Bir el daha, bu sefer neyimi verebilirim ki? Elimde 5 yıl önceki sevgilimden kalan anı dışında hiçbir şey yok. Hatırlarım, saçlarımın arasında gezdirirdi ellerini. Konu komşu görmesin diye birahanelerin arka sokaklarında severdik birbirimizi. O bile dalga geçiyordu benimle. Yanında geçmişimden kalan başka bir silüet, o da gülüyor halime. Kol kola girmişler. Tanıyorum o silüeti de. Sayılarla arası benden daha iyi olan bir dost. Benim kadar olasılık bilmese de biyoloji bilgisinin genişliği sırtındaki beyaz önlükten belli. Geçiciliğimi anlıyorum elbet fakat niye böylesine işkence ediyorsun bana? Peki neden saçlarını böyle saldın, toplamadın? Niye bir gram makyaj yok yüzünde? Biliyorsun hala doğallığına vurgunum. Seni betimlemeyi çok isterdim ama nasıl anlatabilirim ki? Hep bu ucuz edebiyatçıların suçu, kendilerine uydurdular tüm bu sevgi sözcüklerini. Klişeye kaçmadan nasıl anlatabilirim fırtınalardan korunduğum gözlerini, nasıl anlatabilirim soğuk gecelerde yanıma uğrayan sisten bedenini? Ete bürürdüm onu, elimden geldiğince. Zaten bu bana özeldi anlatmam, istesem de anlatamam yasaklarlar.

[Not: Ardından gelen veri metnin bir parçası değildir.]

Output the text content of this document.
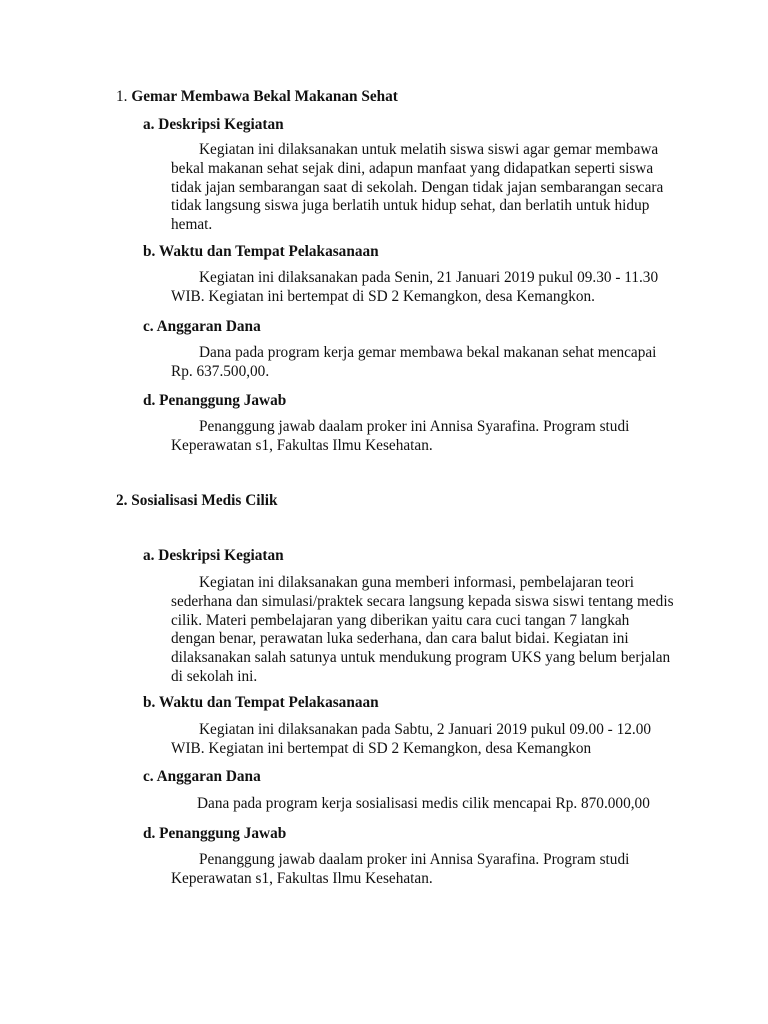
1. Gemar Membawa Bekal Makanan Sehat
a. Deskripsi Kegiatan
Kegiatan ini dilaksanakan untuk melatih siswa siswi agar gemar membawa
bekal makanan sehat sejak dini, adapun manfaat yang didapatkan seperti siswa
tidak jajan sembarangan saat di sekolah. Dengan tidak jajan sembarangan secara
tidak langsung siswa juga berlatih untuk hidup sehat, dan berlatih untuk hidup
hemat.
b. Waktu dan Tempat Pelakasanaan
Kegiatan ini dilaksanakan pada Senin, 21 Januari 2019 pukul 09.30 - 11.30
WIB. Kegiatan ini bertempat di SD 2 Kemangkon, desa Kemangkon.
c. Anggaran Dana
Dana pada program kerja gemar membawa bekal makanan sehat mencapai
Rp. 637.500,00.
d. Penanggung Jawab
Penanggung jawab daalam proker ini Annisa Syarafina. Program studi
Keperawatan s1, Fakultas Ilmu Kesehatan.
2. Sosialisasi Medis Cilik
a. Deskripsi Kegiatan
Kegiatan ini dilaksanakan guna memberi informasi, pembelajaran teori
sederhana dan simulasi/praktek secara langsung kepada siswa siswi tentang medis
cilik. Materi pembelajaran yang diberikan yaitu cara cuci tangan 7 langkah
dengan benar, perawatan luka sederhana, dan cara balut bidai. Kegiatan ini
dilaksanakan salah satunya untuk mendukung program UKS yang belum berjalan
di sekolah ini.
b. Waktu dan Tempat Pelakasanaan
Kegiatan ini dilaksanakan pada Sabtu, 2 Januari 2019 pukul 09.00 - 12.00
WIB. Kegiatan ini bertempat di SD 2 Kemangkon, desa Kemangkon
c. Anggaran Dana
Dana pada program kerja sosialisasi medis cilik mencapai Rp. 870.000,00
d. Penanggung Jawab
Penanggung jawab daalam proker ini Annisa Syarafina. Program studi
Keperawatan s1, Fakultas Ilmu Kesehatan.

Saatimi koydum masaya, yaşayıp beni içinde öldürmüş bir baba yadigarı. Kartlar dağıtıldı. Aman tanrım bu kadın her öpücükte biraz daha güzelleşiyordu. Elime baktım, başımı döndürüyordu. Ortada iki silüet daha kız mı papaz mı? Bacak da olabilir, kim bilir? Elime baktım iki as. Sinek ve kupa statüler arası seviyordu birbirlerini. Denemeye değer dedim, rest. Üç gün sonra kira, kredi borçlarım, randevu evinde hasret kaldığım sarışınım... ki benden yaşlıydı. Yetinmesini bilmeli bir erkek. Bahisler görüldü. Nefesimi ölene kadar tutmak istedim, karşımdaki yaşlı adamın sırıtışını görünce. Ne bir evi ne bir karısı ne de sağlıklı bir bedeni vardı. O bile gülüyordu halime. Bitmiştim, anlamıştım son şansımın da harcandığını. Bu olgun kadın ise ne kadar tatlıydı, hala bana her yolundan çıkmış trenin rayına oturacağından bahsediyordu. İstemedim onu kurtulmaya çalıştım öpüşlerinden ama bırakmıyordu beni. Dişleri kenetlenmişti dudaklarıma ve alev alevdi gözleri. Sığındığım limanlardan çok farklıydı. Bu fırtınalı limanda boğulmuş ruhlar vardı. Milyonlarca, milyonlarcası beni çağrıyordu aralarına. Biliyorum, onlar da bilmiyorlardı bu suların dibe çeken ani akıntılarını. Oysa ne kadar da güzeldi ilk girdiğimizde. Kurtulmaya çalıştım ama beni bırakmıyordu. Salyaları çenemden süzülüyordu aşağı, ucuz parkeye. Acaba tanrı biliyor muydu cehennemin dünyaya taşacağını onu yaratırken? Sonrasında ise masaya kustum. El bozuldu dediler beni yaka paça dışarıya atarken. Ortadaki kartlara baktım, bu sefer daha yakından. Yine yanılmıştım; iki as, bir papaz, bir kız ve bir de üç… Arkasından geçerken yaşlı adamın eline baktım. Kazanmıştım, bu votka kadar berrak bakan bu kadına uymasaydım ama ne yazık ki ben her zaman tercihimi şeytandan yana kullanmıştım. İki kızı vardı çünkü şeytanın elinde ve onlar bile dalga geçiyordu benimle.